Достаточно было линка. Те "либы" о которых так много говорили, так же были линками.

Вы разве не смотрели ls -l в своей системе или хотя бы в моем посте?

И portage, когда появляется его обновление, я, как и советует выдача на консоли, обновляю до того, как делать дальнейшие телодвижения. То есть отдельно, ручками.

emerge -va portage

В общем, будем считать, Вам не повезло.
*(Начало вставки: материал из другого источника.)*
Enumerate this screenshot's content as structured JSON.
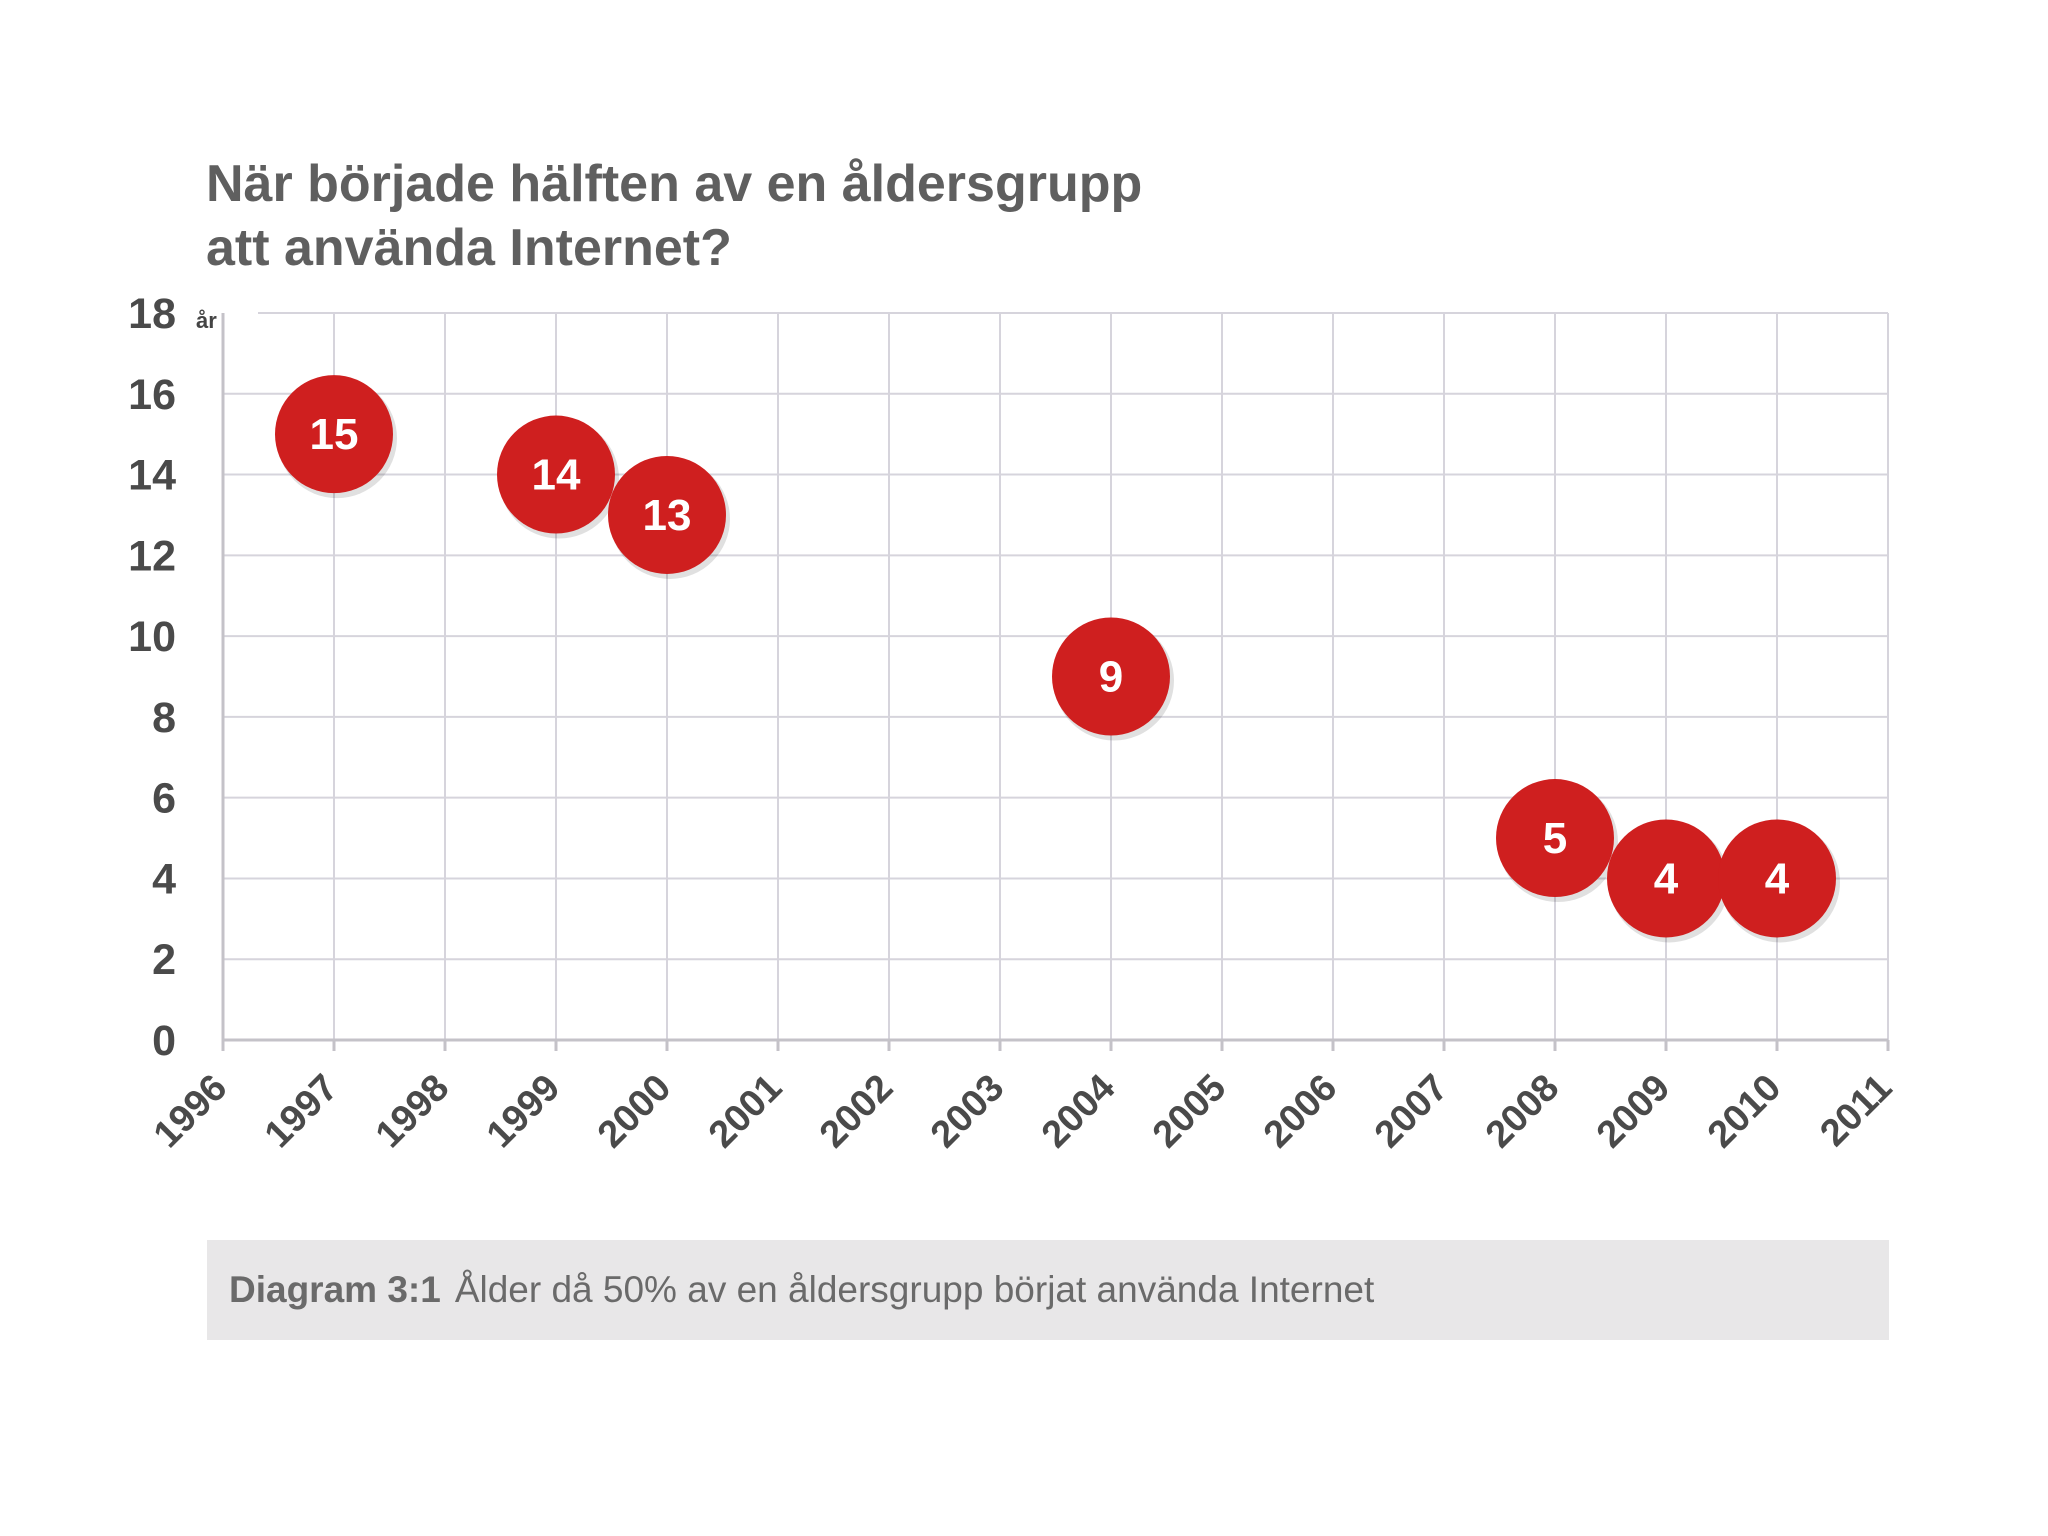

Но мне почему-то кажется, что таких невезений именно у Вас будет еще достаточно. 

Понаблюдаем  :Smile:  Быть может я и ошибаюсь.

----------

## user11

 *Quote:*   

> Те "либы" о которых так много говорили, так же были линками.
> 
> Вы разве не смотрели ls -l в своей системе или хотя бы в моем посте?

 

Вы хотите сказать, что Вы бы сделали ln -s so.1 so.0 и забыли бы об этой проблеме? Быть может, Вы бы сделали иначе, но просто не стали бы об этом спрашивать на форуме?

 *Quote:*   

> И portage, когда появляется его обновление, я, как и советует выдача на консоли, обновляю до того, как делать дальнейшие телодвижения. То есть отдельно, ручками.
> 
> emerge -va portage

 

Ну, если бы какая-то аналогичная библиотека обновилась бы в тот момент, когда я обновлял portage с 2.1.2.9 до 2.1.2.11, то в моём, "ламерском" варианте, я бы провёл обновление системы 9-й версией portage (и всё было бы хорошо), а в Вашем, "аккуратном" - система обновлялась уже 11-й версией, с багом - и я бы в аккурат нарвался бы на аналогичную проблему.

 *Quote:*   

> В общем, будем считать, Вам не повезло. Но мне почему-то кажется, что таких невезений именно у Вас будет еще достаточно.

 

Пожалуйста, поясните - каких "таких"? Без этого уточнения это просто флейм.

----------

## user11

Нашёл конкретное решение без симлинков.

Начальные условия те же - portage 2.1.2.11 (и должен обновиться), а expat должен обновиться с 1-го на 2-й. Система "десктопная". Требуется просто обновить систему.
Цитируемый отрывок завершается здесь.